The transition will require the installation of solar panels covering the equivalent of 43 soccer fields and 1,600 heat pumps every day. It also needs 27 new onshore and four offshore wind plants to be built per week, according to a wish list presented by Chancellor Olaf Scholz during a recent visit to Volkswagen AG’s headquarters in Wolfsburg.


“This is a bold undertaking — possibly the boldest project since the reconstruction of Germany,” Vice Chancellor Robert Habeck, who oversees climate and energy policy, said earlier this month.

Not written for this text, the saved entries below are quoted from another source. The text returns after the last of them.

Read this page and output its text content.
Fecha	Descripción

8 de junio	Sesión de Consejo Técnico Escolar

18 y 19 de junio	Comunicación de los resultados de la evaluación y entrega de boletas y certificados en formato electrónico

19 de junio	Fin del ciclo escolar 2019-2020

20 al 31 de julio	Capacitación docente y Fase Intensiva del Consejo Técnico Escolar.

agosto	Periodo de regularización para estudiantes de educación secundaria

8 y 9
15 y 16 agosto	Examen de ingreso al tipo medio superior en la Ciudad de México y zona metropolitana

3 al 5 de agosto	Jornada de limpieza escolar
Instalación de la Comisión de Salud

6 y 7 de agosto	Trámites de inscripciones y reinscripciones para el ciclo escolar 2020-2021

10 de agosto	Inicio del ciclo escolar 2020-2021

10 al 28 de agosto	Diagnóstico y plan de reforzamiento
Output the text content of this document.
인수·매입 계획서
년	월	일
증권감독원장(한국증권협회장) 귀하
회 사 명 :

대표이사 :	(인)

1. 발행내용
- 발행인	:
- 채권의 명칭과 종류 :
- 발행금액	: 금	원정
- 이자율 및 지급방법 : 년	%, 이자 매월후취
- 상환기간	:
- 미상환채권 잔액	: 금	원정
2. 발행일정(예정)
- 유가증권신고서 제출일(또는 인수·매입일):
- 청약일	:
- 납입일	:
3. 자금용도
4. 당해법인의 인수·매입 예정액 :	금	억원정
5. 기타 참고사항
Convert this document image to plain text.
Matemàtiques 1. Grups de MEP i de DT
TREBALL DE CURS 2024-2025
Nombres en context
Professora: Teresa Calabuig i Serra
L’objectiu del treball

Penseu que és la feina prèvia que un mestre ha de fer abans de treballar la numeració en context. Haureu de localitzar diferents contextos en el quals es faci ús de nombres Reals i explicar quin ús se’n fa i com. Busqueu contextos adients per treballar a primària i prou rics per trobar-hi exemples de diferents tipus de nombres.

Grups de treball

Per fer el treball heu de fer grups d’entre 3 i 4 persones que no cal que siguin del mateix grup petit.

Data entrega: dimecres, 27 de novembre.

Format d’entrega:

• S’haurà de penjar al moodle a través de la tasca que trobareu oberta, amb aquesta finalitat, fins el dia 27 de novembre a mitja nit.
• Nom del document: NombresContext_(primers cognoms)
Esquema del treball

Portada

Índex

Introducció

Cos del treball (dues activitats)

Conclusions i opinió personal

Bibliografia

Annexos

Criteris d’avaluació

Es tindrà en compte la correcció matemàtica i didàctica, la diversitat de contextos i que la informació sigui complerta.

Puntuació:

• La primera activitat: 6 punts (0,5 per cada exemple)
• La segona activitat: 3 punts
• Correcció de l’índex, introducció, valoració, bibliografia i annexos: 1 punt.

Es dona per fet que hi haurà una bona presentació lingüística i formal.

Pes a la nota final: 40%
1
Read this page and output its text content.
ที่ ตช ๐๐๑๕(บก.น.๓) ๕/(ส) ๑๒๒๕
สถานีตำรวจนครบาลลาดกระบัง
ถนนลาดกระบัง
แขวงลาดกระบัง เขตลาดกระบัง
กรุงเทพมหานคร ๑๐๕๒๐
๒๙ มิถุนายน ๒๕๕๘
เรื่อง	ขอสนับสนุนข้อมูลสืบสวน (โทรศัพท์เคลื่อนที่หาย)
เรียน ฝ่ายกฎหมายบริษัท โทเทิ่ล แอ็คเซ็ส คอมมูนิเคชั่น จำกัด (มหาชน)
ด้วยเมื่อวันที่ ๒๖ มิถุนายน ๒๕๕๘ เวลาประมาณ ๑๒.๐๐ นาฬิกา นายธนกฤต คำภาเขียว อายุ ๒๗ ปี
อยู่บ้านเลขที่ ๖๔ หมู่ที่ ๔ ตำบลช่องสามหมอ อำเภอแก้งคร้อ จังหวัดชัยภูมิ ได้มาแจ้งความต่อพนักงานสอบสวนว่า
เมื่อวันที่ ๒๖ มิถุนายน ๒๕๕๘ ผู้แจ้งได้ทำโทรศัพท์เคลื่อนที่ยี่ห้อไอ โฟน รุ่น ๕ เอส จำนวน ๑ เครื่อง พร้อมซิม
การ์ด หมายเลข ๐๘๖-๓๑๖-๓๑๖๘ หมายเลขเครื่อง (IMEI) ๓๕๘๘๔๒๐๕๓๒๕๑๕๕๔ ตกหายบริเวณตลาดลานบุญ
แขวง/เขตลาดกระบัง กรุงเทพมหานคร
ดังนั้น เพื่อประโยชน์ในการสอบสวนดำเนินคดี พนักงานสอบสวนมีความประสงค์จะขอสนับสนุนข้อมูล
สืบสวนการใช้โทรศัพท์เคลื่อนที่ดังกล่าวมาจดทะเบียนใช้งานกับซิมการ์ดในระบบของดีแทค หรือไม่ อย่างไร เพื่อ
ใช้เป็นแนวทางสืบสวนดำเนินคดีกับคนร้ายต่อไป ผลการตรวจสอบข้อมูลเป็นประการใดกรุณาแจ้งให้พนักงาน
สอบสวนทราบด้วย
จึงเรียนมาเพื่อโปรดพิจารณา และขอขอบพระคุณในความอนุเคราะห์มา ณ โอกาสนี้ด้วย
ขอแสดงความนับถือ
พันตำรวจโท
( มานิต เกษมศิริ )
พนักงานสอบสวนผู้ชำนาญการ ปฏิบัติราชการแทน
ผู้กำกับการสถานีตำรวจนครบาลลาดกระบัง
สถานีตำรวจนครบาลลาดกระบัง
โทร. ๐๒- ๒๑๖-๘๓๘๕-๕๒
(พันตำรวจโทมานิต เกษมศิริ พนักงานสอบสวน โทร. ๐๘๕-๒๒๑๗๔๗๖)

Around 250 gigawatts of new capacity will have to be installed by 2030 — when power demand is expected to be about a third higher than it is now — according to estimates from Germany’s network regulator and think tank Agora Energiewende.


To put the scale of the challenge in context, the required generation is enough to cover current household demand for all 448 million people in the European Union. The additions will be a mix of renewables and gas-fired plants — that might one day be converted to run on hydrogen.


It will be a long road to get there. This week, the government announced it will prepare tenders this year for gas plants that account for about a tenth of that capacity. And for renewable expansion, setting up a single wind mast can takes as long as seven years to clear Germany’s red tape.


BASF SE’s plans to cut 2,600 jobs as it faces strains from the energy crisis is a sign of the urgency. The chemical giant’s operations in Germany swung to a loss during the second half, and it’s now closing a number of energy-intensive factories, including two ammonia plants and related fertilizer facilities, resulting in 700 job cuts at its main Ludwigshafen site.